Federal Opposition leader Bill Shorten has stood by the Labor party’s plan to alter negative gearing if they win power at this year’s election.
Since announcing a little over two weeks ago that under a Labor government negative gearing would be restricted to new housing only from 1 July 2017, the Labor party has been the subject of attack from numerous property and housing industry lobby groups.
Speaking to Sky News, Shorten has doubled down on the Labor proposal, claiming the changes will put investors and home buyers on equal footing.
“I think that what we will see is an opportunity where first homeowners are not competing with a long queue of property investors to be able to get that chance to be able to get that Australian dream,” Shorten said.
“No one has given any evidence that it'll decrease prices and our modelling shows that it won't,” he said.
The Real Estate Institute of New South Wales (REINSW) is the latest organisation to hit out at Labor’s proposals, claiming that restricting negative gearing to new housing only could have severe consequences for buyers.
“The potential of capital gain is less on new dwellings due to inflated new prices and the unregulated spruikers will have a field day enticing naïve investors into good returns and high depreciation in the first few years followed by years of disappointment after that,” REINSW president John Cunningham said.
“This leaves the door open to the savvy investor who is positively geared to have a field day and thereby robbing the average person of his or her opportunity to get ahead,” Cunningham said.
Cunningham said negative gearing is not a “huge tax saver for people” and any revenue the government would generate from the changes to the system would come at a cost.

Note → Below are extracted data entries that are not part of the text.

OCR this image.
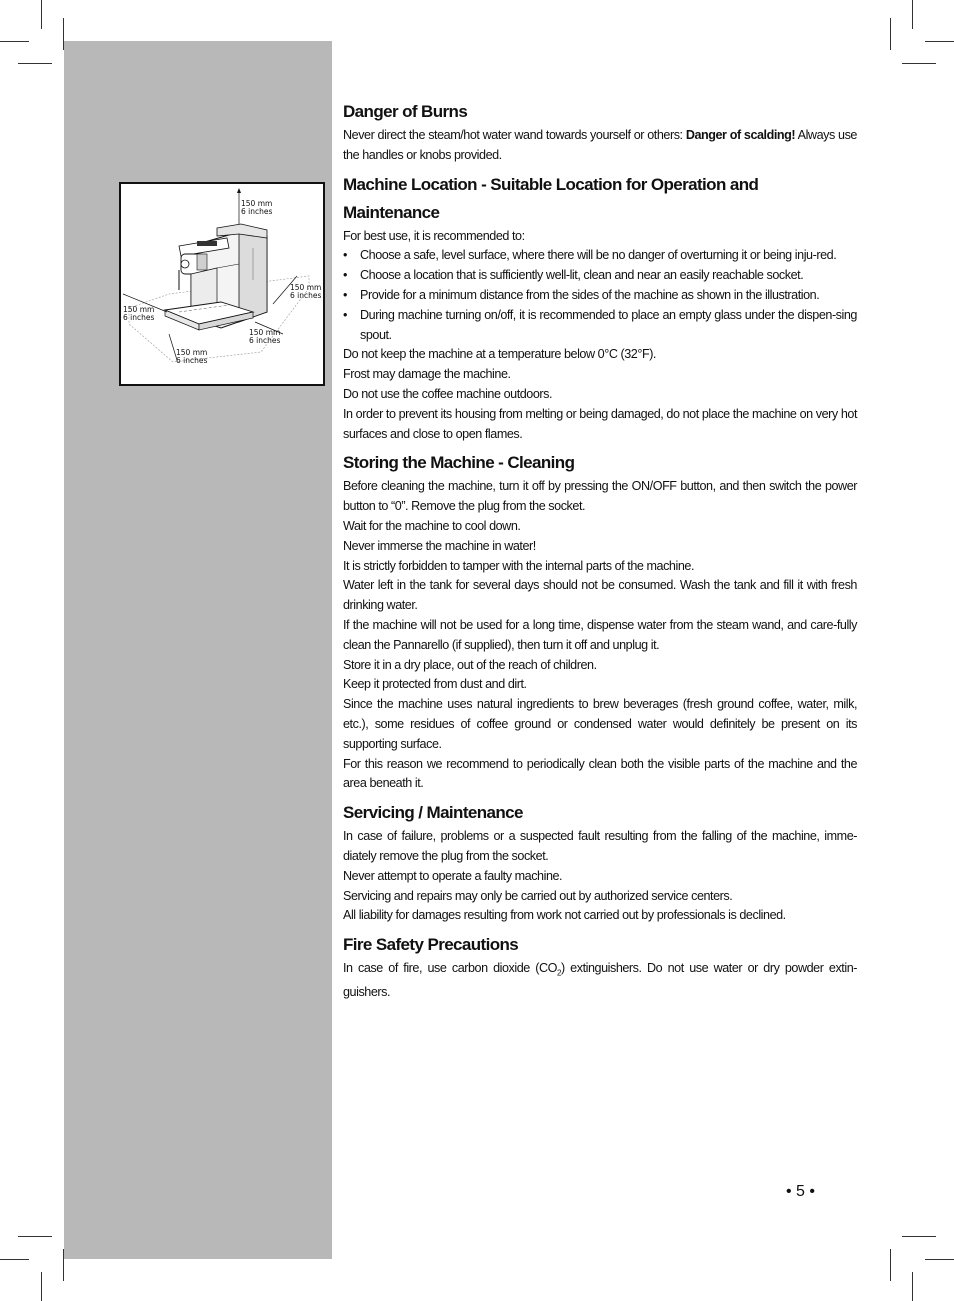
150 mm
6 inches
150 mm
6 inches
150 mm
6 inches
150 mm
6 inches
150 mm
6 inches
Danger of Burns

Never direct the steam/hot water wand towards yourself or others: Danger of scalding! Always use the handles or knobs provided.

Machine Location - Suitable Location for Operation and Maintenance

For best use, it is recommended to:

• Choose a safe, level surface, where there will be no danger of overturning it or being inju-red.
• Choose a location that is sufficiently well-lit, clean and near an easily reachable socket.
• Provide for a minimum distance from the sides of the machine as shown in the illustration.
• During machine turning on/off, it is recommended to place an empty glass under the dispen-sing spout.

Do not keep the machine at a temperature below 0°C (32°F).

Frost may damage the machine.

Do not use the coffee machine outdoors.

In order to prevent its housing from melting or being damaged, do not place the machine on very hot surfaces and close to open flames.

Storing the Machine - Cleaning

Before cleaning the machine, turn it off by pressing the ON/OFF button, and then switch the power button to “0”. Remove the plug from the socket.

Wait for the machine to cool down.

Never immerse the machine in water!

It is strictly forbidden to tamper with the internal parts of the machine.

Water left in the tank for several days should not be consumed. Wash the tank and fill it with fresh drinking water.

If the machine will not be used for a long time, dispense water from the steam wand, and care-fully clean the Pannarello (if supplied), then turn it off and unplug it.

Store it in a dry place, out of the reach of children.

Keep it protected from dust and dirt.

Since the machine uses natural ingredients to brew beverages (fresh ground coffee, water, milk, etc.), some residues of coffee ground or condensed water would definitely be present on its supporting surface.

For this reason we recommend to periodically clean both the visible parts of the machine and the area beneath it.

Servicing / Maintenance

In case of failure, problems or a suspected fault resulting from the falling of the machine, imme-diately remove the plug from the socket.

Never attempt to operate a faulty machine.

Servicing and repairs may only be carried out by authorized service centers.

All liability for damages resulting from work not carried out by professionals is declined.

Fire Safety Precautions

In case of fire, use carbon dioxide $(CO_2)$ extinguishers. Do not use water or dry powder extin-guishers.

• 5 •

“The abolition of negative gearing will push investment dollars out of property and into other areas of the economy that do not give the consequential social benefits that property provides. The removal of negative gearing would deny an allowable tax deduction that all other entities that are in the pursuit of taxable income receive. It is time for government to stop treating property unequally,” he said.
“People who invest in residential property do so as it is considered a safe haven but at the same time there is risk and as such a large assets class that risk is high. Negative gearing lessens that risk slightly. People are generally terrified of shares and don’t trust government with super, whereas property provides them with a sense of security as they can see and touch it.”
The attacks on Labor's plans may now intensify as well, with the Australian Financial Review reporting the Government has scrapped any plans to alter negative gearing.
The AFR claims the Government is no longer considering any alteration to neagative gearing as part of its tax reform package, quoting a senior Liberal party figure as sying "we're not going to touch it."